Automate the control testing to streamline the process and improve the reliability of the whole control environment, because shifting from manual sampling to continuous automated monitoring is what catches issues in real time rather than discovering them in the next review or, worse, in the audit. The approach codifies each control as a rule the system applies automatically: segregation-of-duties checks, approval-threshold enforcement, duplicate detection, and exception flagging, all running against live transactions and surfacing only what needs human attention.

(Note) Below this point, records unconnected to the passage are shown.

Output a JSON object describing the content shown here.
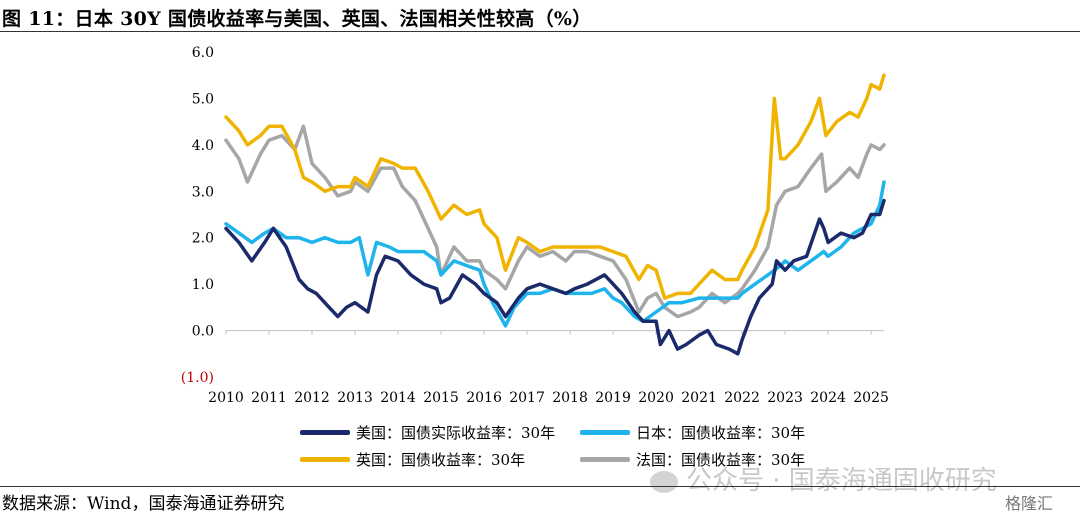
{
  "figure": {
    "title": "图 11：日本 30Y 国债收益率与美国、英国、法国相关性较高（%）",
    "source": "数据来源：Wind，国泰海通证券研究",
    "watermark": "公众号 · 国泰海通固收研究",
    "badge": "格隆汇"
  },
  "colors": {
    "us": "#1b2a6b",
    "jp": "#1fb4ec",
    "uk": "#f0b400",
    "fr": "#a6a6a6",
    "negative_label": "#c00000"
  },
  "chart_data": {
    "type": "line",
    "title": "",
    "xlabel": "",
    "ylabel": "",
    "ylim": [
      -1.0,
      6.0
    ],
    "xlim": [
      2010,
      2025.3
    ],
    "y_ticks": [
      "(1.0)",
      "0.0",
      "1.0",
      "2.0",
      "3.0",
      "4.0",
      "5.0",
      "6.0"
    ],
    "x_ticks": [
      "2010",
      "2011",
      "2012",
      "2013",
      "2014",
      "2015",
      "2016",
      "2017",
      "2018",
      "2019",
      "2020",
      "2021",
      "2022",
      "2023",
      "2024",
      "2025"
    ],
    "grid": false,
    "legend": "bottom",
    "series": [
      {
        "key": "us",
        "name": "美国：国债实际收益率：30年",
        "points": [
          [
            2010.0,
            2.2
          ],
          [
            2010.3,
            1.9
          ],
          [
            2010.6,
            1.5
          ],
          [
            2010.9,
            1.9
          ],
          [
            2011.1,
            2.2
          ],
          [
            2011.4,
            1.8
          ],
          [
            2011.7,
            1.1
          ],
          [
            2011.9,
            0.9
          ],
          [
            2012.1,
            0.8
          ],
          [
            2012.4,
            0.5
          ],
          [
            2012.6,
            0.3
          ],
          [
            2012.8,
            0.5
          ],
          [
            2013.0,
            0.6
          ],
          [
            2013.3,
            0.4
          ],
          [
            2013.5,
            1.2
          ],
          [
            2013.7,
            1.6
          ],
          [
            2014.0,
            1.5
          ],
          [
            2014.3,
            1.2
          ],
          [
            2014.6,
            1.0
          ],
          [
            2014.9,
            0.9
          ],
          [
            2015.0,
            0.6
          ],
          [
            2015.2,
            0.7
          ],
          [
            2015.5,
            1.2
          ],
          [
            2015.8,
            1.0
          ],
          [
            2016.0,
            0.8
          ],
          [
            2016.3,
            0.6
          ],
          [
            2016.5,
            0.3
          ],
          [
            2016.8,
            0.7
          ],
          [
            2017.0,
            0.9
          ],
          [
            2017.3,
            1.0
          ],
          [
            2017.6,
            0.9
          ],
          [
            2017.9,
            0.8
          ],
          [
            2018.1,
            0.9
          ],
          [
            2018.4,
            1.0
          ],
          [
            2018.8,
            1.2
          ],
          [
            2019.0,
            1.0
          ],
          [
            2019.2,
            0.8
          ],
          [
            2019.5,
            0.4
          ],
          [
            2019.7,
            0.2
          ],
          [
            2020.0,
            0.2
          ],
          [
            2020.1,
            -0.3
          ],
          [
            2020.3,
            0.0
          ],
          [
            2020.5,
            -0.4
          ],
          [
            2020.7,
            -0.3
          ],
          [
            2021.0,
            -0.1
          ],
          [
            2021.2,
            0.0
          ],
          [
            2021.4,
            -0.3
          ],
          [
            2021.7,
            -0.4
          ],
          [
            2021.9,
            -0.5
          ],
          [
            2022.0,
            -0.2
          ],
          [
            2022.2,
            0.3
          ],
          [
            2022.4,
            0.7
          ],
          [
            2022.7,
            1.0
          ],
          [
            2022.8,
            1.5
          ],
          [
            2023.0,
            1.3
          ],
          [
            2023.2,
            1.5
          ],
          [
            2023.5,
            1.6
          ],
          [
            2023.8,
            2.4
          ],
          [
            2023.9,
            2.2
          ],
          [
            2024.0,
            1.9
          ],
          [
            2024.3,
            2.1
          ],
          [
            2024.6,
            2.0
          ],
          [
            2024.8,
            2.1
          ],
          [
            2025.0,
            2.5
          ],
          [
            2025.2,
            2.5
          ],
          [
            2025.3,
            2.8
          ]
        ]
      },
      {
        "key": "jp",
        "name": "日本：国债收益率：30年",
        "points": [
          [
            2010.0,
            2.3
          ],
          [
            2010.3,
            2.1
          ],
          [
            2010.6,
            1.9
          ],
          [
            2010.9,
            2.1
          ],
          [
            2011.1,
            2.2
          ],
          [
            2011.4,
            2.0
          ],
          [
            2011.7,
            2.0
          ],
          [
            2012.0,
            1.9
          ],
          [
            2012.3,
            2.0
          ],
          [
            2012.6,
            1.9
          ],
          [
            2012.9,
            1.9
          ],
          [
            2013.1,
            2.0
          ],
          [
            2013.3,
            1.2
          ],
          [
            2013.5,
            1.9
          ],
          [
            2013.8,
            1.8
          ],
          [
            2014.0,
            1.7
          ],
          [
            2014.3,
            1.7
          ],
          [
            2014.6,
            1.7
          ],
          [
            2014.9,
            1.5
          ],
          [
            2015.0,
            1.2
          ],
          [
            2015.3,
            1.5
          ],
          [
            2015.6,
            1.4
          ],
          [
            2015.9,
            1.3
          ],
          [
            2016.0,
            1.0
          ],
          [
            2016.2,
            0.6
          ],
          [
            2016.5,
            0.1
          ],
          [
            2016.7,
            0.5
          ],
          [
            2017.0,
            0.8
          ],
          [
            2017.3,
            0.8
          ],
          [
            2017.6,
            0.9
          ],
          [
            2017.9,
            0.8
          ],
          [
            2018.2,
            0.8
          ],
          [
            2018.5,
            0.8
          ],
          [
            2018.8,
            0.9
          ],
          [
            2019.0,
            0.7
          ],
          [
            2019.2,
            0.6
          ],
          [
            2019.5,
            0.3
          ],
          [
            2019.7,
            0.2
          ],
          [
            2020.0,
            0.4
          ],
          [
            2020.3,
            0.6
          ],
          [
            2020.6,
            0.6
          ],
          [
            2021.0,
            0.7
          ],
          [
            2021.3,
            0.7
          ],
          [
            2021.6,
            0.7
          ],
          [
            2021.9,
            0.7
          ],
          [
            2022.0,
            0.8
          ],
          [
            2022.3,
            1.0
          ],
          [
            2022.6,
            1.2
          ],
          [
            2022.9,
            1.4
          ],
          [
            2023.0,
            1.5
          ],
          [
            2023.3,
            1.3
          ],
          [
            2023.6,
            1.5
          ],
          [
            2023.9,
            1.7
          ],
          [
            2024.0,
            1.6
          ],
          [
            2024.3,
            1.8
          ],
          [
            2024.6,
            2.1
          ],
          [
            2024.8,
            2.2
          ],
          [
            2025.0,
            2.3
          ],
          [
            2025.2,
            2.7
          ],
          [
            2025.3,
            3.2
          ]
        ]
      },
      {
        "key": "uk",
        "name": "英国：国债收益率：30年",
        "points": [
          [
            2010.0,
            4.6
          ],
          [
            2010.3,
            4.3
          ],
          [
            2010.5,
            4.0
          ],
          [
            2010.8,
            4.2
          ],
          [
            2011.0,
            4.4
          ],
          [
            2011.3,
            4.4
          ],
          [
            2011.6,
            3.9
          ],
          [
            2011.8,
            3.3
          ],
          [
            2012.0,
            3.2
          ],
          [
            2012.3,
            3.0
          ],
          [
            2012.6,
            3.1
          ],
          [
            2012.9,
            3.1
          ],
          [
            2013.0,
            3.3
          ],
          [
            2013.3,
            3.1
          ],
          [
            2013.6,
            3.7
          ],
          [
            2013.9,
            3.6
          ],
          [
            2014.1,
            3.5
          ],
          [
            2014.4,
            3.5
          ],
          [
            2014.7,
            3.0
          ],
          [
            2014.9,
            2.6
          ],
          [
            2015.0,
            2.4
          ],
          [
            2015.3,
            2.7
          ],
          [
            2015.6,
            2.5
          ],
          [
            2015.9,
            2.6
          ],
          [
            2016.0,
            2.3
          ],
          [
            2016.3,
            2.0
          ],
          [
            2016.5,
            1.3
          ],
          [
            2016.8,
            2.0
          ],
          [
            2017.0,
            1.9
          ],
          [
            2017.3,
            1.7
          ],
          [
            2017.6,
            1.8
          ],
          [
            2017.9,
            1.8
          ],
          [
            2018.1,
            1.8
          ],
          [
            2018.4,
            1.8
          ],
          [
            2018.7,
            1.8
          ],
          [
            2019.0,
            1.7
          ],
          [
            2019.3,
            1.6
          ],
          [
            2019.6,
            1.1
          ],
          [
            2019.8,
            1.4
          ],
          [
            2020.0,
            1.3
          ],
          [
            2020.2,
            0.7
          ],
          [
            2020.5,
            0.8
          ],
          [
            2020.8,
            0.8
          ],
          [
            2021.0,
            1.0
          ],
          [
            2021.3,
            1.3
          ],
          [
            2021.6,
            1.1
          ],
          [
            2021.9,
            1.1
          ],
          [
            2022.0,
            1.3
          ],
          [
            2022.3,
            1.8
          ],
          [
            2022.6,
            2.6
          ],
          [
            2022.75,
            5.0
          ],
          [
            2022.9,
            3.7
          ],
          [
            2023.0,
            3.7
          ],
          [
            2023.3,
            4.0
          ],
          [
            2023.6,
            4.5
          ],
          [
            2023.8,
            5.0
          ],
          [
            2023.95,
            4.2
          ],
          [
            2024.2,
            4.5
          ],
          [
            2024.5,
            4.7
          ],
          [
            2024.7,
            4.6
          ],
          [
            2024.9,
            5.0
          ],
          [
            2025.0,
            5.3
          ],
          [
            2025.2,
            5.2
          ],
          [
            2025.3,
            5.5
          ]
        ]
      },
      {
        "key": "fr",
        "name": "法国：国债收益率：30年",
        "points": [
          [
            2010.0,
            4.1
          ],
          [
            2010.3,
            3.7
          ],
          [
            2010.5,
            3.2
          ],
          [
            2010.8,
            3.8
          ],
          [
            2011.0,
            4.1
          ],
          [
            2011.3,
            4.2
          ],
          [
            2011.6,
            3.9
          ],
          [
            2011.8,
            4.4
          ],
          [
            2012.0,
            3.6
          ],
          [
            2012.3,
            3.3
          ],
          [
            2012.6,
            2.9
          ],
          [
            2012.9,
            3.0
          ],
          [
            2013.0,
            3.2
          ],
          [
            2013.3,
            3.0
          ],
          [
            2013.6,
            3.5
          ],
          [
            2013.9,
            3.5
          ],
          [
            2014.1,
            3.1
          ],
          [
            2014.4,
            2.8
          ],
          [
            2014.7,
            2.2
          ],
          [
            2014.9,
            1.8
          ],
          [
            2015.0,
            1.2
          ],
          [
            2015.3,
            1.8
          ],
          [
            2015.6,
            1.5
          ],
          [
            2015.9,
            1.5
          ],
          [
            2016.0,
            1.3
          ],
          [
            2016.3,
            1.1
          ],
          [
            2016.5,
            0.9
          ],
          [
            2016.8,
            1.5
          ],
          [
            2017.0,
            1.8
          ],
          [
            2017.3,
            1.6
          ],
          [
            2017.6,
            1.7
          ],
          [
            2017.9,
            1.5
          ],
          [
            2018.1,
            1.7
          ],
          [
            2018.4,
            1.7
          ],
          [
            2018.7,
            1.6
          ],
          [
            2019.0,
            1.5
          ],
          [
            2019.3,
            1.1
          ],
          [
            2019.6,
            0.4
          ],
          [
            2019.8,
            0.7
          ],
          [
            2020.0,
            0.8
          ],
          [
            2020.2,
            0.5
          ],
          [
            2020.5,
            0.3
          ],
          [
            2020.8,
            0.4
          ],
          [
            2021.0,
            0.5
          ],
          [
            2021.3,
            0.8
          ],
          [
            2021.6,
            0.6
          ],
          [
            2021.9,
            0.8
          ],
          [
            2022.0,
            0.9
          ],
          [
            2022.3,
            1.3
          ],
          [
            2022.6,
            1.8
          ],
          [
            2022.8,
            2.7
          ],
          [
            2023.0,
            3.0
          ],
          [
            2023.3,
            3.1
          ],
          [
            2023.6,
            3.5
          ],
          [
            2023.85,
            3.8
          ],
          [
            2023.95,
            3.0
          ],
          [
            2024.2,
            3.2
          ],
          [
            2024.5,
            3.5
          ],
          [
            2024.7,
            3.3
          ],
          [
            2024.9,
            3.8
          ],
          [
            2025.0,
            4.0
          ],
          [
            2025.2,
            3.9
          ],
          [
            2025.3,
            4.0
          ]
        ]
      }
    ]
  }
}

This depends on the relevant data being accessible and consistent, which is why control automation often starts by connecting the systems the controls span. A control that needs to compare data across two systems cannot be automated until those systems are reliably connected, so the data foundation is part of the work rather than a separate prerequisite to be assumed away.
The payoff is a control environment that is both more reliable and less labour-intensive. Continuous monitoring tests the full population rather than a sample, so it catches what sampling misses, and it does so without consuming the skilled time that manual checking requires, freeing the team for the investigation and judgement that genuine exceptions need. It also transforms audit readiness, because continuous monitoring generates the evidence of control operation as a by-product of running, rather than requiring it to be assembled retrospectively under time pressure. The combination of better detection, lower effort, and easier assurance is what makes automating control monitoring worth the initial investment in setting the rules and connecting the data.